Too many people have chosen domains with keywords such as ‘Personal Finance’ or ‘PF’ in the title and I find it very hard to remember who is who. My advice is to choose something a little bit different – something that will intrigue somebody enough to click to find out what you are about. Personally, I use GoDaddy for my hosting / domain name registrations and have been very impressed with their service over the last three years. I recommend that you use the domain search feature while trying to decide on a name – chances are, a lot of your ideas are already taken, but the search feature can provide suggestions of available alternatives!
I recommend that you choose a .com domain simply because they are universal. Although I am based in the UK and write from the UK, some potential readers / visitors may have been put off by a .co.uk (local) domain. Furthermore, .com is generic and Google ranks these domains higher in search results (which is our ultimate goal). If possible, choose to ‘autorenew’ your domain name with the registrar. This will prevent it from ever expiring and being bought by someone else. A point to note here is that a lot of people make a significant living out of buying expired domains and redirecting them to other sites. (imagine the traffic I could get if I redirected GetRichSlowly or something similar)!
Choosing a Hosting Plan
The other reason that I love GoDaddy is that they offer affordable hosting which enables you to pre-install various Blogging Platforms at the checkout. This saves you from having to access the server via FTP (file transfer protocol) and manually installing the client. You can select the product you want and the GoDaddy servers install the platform instantly!
Most Hosts (including mine) offer various hosting packages. I recommend choosing an option that will give you unlimited bandwidth, Included SQL databases and email support. This allows you to later create an email address/es for your domain (i.e. mail (at) savvyscot.com). I currently use the GoDaddy Deluxe package (Economy – Deluxe – Ultimate) which costs around £4 / $6 per month. You can often get significant discounts if you pay for a year or more upfront. You can always upgrade at any point.
Where New Bloggers Go Wrong
A lot of new bloggers (especially personal finance bloggers) go wrong at this stage. They are reluctant to cough up some money at the very beginning and pay for a domain name and hosting. Perhaps they don’t see the benefit when they can get one for free; or see it as a poor investment decision. If you are serious about writing and want to make some money at some point, I strongly recommend you take the hit and pay.
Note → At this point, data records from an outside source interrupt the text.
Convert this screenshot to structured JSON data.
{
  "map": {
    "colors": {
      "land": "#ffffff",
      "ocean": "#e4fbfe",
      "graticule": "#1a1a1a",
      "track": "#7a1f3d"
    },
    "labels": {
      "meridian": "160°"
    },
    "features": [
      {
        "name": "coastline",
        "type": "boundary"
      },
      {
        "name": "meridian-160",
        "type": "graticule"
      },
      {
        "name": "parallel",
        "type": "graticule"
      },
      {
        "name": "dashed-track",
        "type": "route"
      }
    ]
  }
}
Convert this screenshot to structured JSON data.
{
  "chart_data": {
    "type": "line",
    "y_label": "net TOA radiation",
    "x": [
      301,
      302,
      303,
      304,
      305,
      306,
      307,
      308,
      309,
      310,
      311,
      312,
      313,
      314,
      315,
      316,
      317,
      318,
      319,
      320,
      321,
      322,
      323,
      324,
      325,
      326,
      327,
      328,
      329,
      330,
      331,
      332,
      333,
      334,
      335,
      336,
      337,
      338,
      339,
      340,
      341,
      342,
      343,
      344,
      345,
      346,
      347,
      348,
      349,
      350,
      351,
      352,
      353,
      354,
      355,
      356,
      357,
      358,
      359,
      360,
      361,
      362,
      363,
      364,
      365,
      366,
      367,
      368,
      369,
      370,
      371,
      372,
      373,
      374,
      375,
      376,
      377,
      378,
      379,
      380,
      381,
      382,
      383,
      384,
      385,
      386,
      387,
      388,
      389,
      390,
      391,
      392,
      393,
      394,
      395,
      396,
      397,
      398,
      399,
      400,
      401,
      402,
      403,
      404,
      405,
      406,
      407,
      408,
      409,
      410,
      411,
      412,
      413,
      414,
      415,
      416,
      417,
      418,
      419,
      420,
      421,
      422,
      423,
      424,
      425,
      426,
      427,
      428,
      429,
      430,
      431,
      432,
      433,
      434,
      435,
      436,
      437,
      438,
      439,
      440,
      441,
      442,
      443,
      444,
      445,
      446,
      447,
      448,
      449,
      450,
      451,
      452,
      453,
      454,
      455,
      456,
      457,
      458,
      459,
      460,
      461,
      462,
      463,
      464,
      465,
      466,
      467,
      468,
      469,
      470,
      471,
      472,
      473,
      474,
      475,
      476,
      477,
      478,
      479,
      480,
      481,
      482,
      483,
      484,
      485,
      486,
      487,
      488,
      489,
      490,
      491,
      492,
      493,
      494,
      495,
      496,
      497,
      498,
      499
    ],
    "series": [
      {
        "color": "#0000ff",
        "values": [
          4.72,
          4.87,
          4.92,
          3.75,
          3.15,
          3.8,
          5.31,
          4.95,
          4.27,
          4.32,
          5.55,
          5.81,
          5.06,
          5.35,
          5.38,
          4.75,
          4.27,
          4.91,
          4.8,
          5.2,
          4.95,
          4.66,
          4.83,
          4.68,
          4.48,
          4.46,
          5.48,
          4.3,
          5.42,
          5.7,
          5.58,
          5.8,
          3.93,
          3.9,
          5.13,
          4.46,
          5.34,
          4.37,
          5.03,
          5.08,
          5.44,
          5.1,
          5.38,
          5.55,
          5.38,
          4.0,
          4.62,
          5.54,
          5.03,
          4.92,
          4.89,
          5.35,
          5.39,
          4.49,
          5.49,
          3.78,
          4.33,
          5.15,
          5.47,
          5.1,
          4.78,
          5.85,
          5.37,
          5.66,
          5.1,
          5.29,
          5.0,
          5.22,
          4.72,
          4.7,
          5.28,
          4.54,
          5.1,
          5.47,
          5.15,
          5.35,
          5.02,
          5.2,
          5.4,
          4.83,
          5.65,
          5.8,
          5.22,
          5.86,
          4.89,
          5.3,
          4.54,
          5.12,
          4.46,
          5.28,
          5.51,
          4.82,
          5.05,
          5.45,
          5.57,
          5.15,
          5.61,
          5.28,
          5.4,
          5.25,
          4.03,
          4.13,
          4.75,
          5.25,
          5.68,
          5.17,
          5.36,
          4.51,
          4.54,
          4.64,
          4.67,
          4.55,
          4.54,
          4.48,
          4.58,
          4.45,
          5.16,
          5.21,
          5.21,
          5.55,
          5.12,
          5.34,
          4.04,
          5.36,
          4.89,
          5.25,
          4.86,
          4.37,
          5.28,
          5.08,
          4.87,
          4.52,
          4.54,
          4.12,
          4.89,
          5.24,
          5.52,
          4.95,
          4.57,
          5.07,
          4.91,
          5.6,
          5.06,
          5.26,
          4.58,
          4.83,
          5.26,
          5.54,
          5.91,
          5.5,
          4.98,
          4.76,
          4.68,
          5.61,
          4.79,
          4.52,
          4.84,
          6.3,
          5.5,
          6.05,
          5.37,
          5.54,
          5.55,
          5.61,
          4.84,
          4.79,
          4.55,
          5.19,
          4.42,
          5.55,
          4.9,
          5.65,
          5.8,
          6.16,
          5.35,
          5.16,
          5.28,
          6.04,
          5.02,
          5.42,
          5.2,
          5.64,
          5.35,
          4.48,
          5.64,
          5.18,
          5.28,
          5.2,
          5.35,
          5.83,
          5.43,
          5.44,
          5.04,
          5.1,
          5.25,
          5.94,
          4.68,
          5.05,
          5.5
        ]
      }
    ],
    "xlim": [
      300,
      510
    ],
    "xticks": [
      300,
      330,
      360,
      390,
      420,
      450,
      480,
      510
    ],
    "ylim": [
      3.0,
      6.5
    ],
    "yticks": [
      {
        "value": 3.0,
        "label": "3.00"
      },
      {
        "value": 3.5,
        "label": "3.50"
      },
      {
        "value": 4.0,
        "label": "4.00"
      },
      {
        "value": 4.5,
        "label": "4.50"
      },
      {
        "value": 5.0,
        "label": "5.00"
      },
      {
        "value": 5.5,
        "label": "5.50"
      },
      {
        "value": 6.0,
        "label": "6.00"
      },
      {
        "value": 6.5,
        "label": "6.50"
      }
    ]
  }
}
If you were to begin with a third-party hosted blog and decided 6 months down the line to change to self-hosted, you would be presented with a variety of issues. Not only would it take a LONG time to transfer content over, but Google would instantly penalise your site for ‘copying’ content from another site. The Algorithms would detect that you are hosting duplicated content and are able to tell that you essentially copied it from another source. Instantly your domain’s ranking would drop and you would find it hard to recover.
I have to admit, I myself was reluctant to pay the best part of £60 ($100) upfront for a years hosting and domain registration when I first started. Looking back, I laugh at myself considering the money that I have made over the last 6 months.